DOI: 10.7717/peerj.18845/table-3

Note:

Na, observed number of alleles per locus; Ne, effective number of alleles per locus; I, Shannon information index; Ho ,observed heterozygosity; He, expected heterozygosity; F, fixation index; PIC, polymorphism information content; Fis, intra-population inbreeding coefficient; Fit, inter-population inbreeding coefficient; Fst, genetic differentiation coefficient; Nm, gene flow.

The Fis ranged from −0.012 to 0.233 (0.095), its value being positive for seven loci, also indicating deviation from the Hardy-Weinberg equilibrium due to homozygous excess and heterozygote deficiency. The Fit had a range of 0.144–0.315 (0.207).

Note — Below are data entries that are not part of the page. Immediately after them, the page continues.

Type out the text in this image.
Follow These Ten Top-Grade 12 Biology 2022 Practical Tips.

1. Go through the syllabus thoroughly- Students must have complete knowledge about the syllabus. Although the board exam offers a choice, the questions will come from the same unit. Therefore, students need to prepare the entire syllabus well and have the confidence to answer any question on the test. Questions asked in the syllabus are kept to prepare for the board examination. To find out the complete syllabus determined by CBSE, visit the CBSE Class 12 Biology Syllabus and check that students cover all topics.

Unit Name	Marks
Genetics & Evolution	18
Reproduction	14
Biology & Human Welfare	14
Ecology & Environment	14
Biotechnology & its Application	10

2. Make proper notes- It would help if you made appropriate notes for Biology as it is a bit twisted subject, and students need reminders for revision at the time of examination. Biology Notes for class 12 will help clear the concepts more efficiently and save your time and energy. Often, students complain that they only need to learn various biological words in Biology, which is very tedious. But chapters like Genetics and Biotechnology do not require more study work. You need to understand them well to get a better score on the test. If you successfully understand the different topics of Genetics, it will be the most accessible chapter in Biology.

The parameter values representing the genetic diversity of the 14 populations are listed in Table 4. The average value of the Na, Ne, I, Ho, and He was 3.493, 2.400, 0.910, 0.445, and 0.489, respectively. For populations LP, CF, HZ, WM, CT, SK, SL, EL, WZ, and GG, the He was higher than the Ho, indicating the presence of a certain degree of inbreeding within the populations. The population HZ had the highest value of Na, I, and He, suggesting that its genetic diversity was higher than that of other populations. The F ranged from −0.035 to 0.234 (0.071) for all the populations; populations XA, CZ, HP, and BB had a negative F value, indicating the presence of excessive random mating within each of them (they were subjected to inbreeding repression or under the pressure of natural selection).

Table 4:

Population genetic diversity analysis results for Camellia nitidissima var. phaeopubisperma.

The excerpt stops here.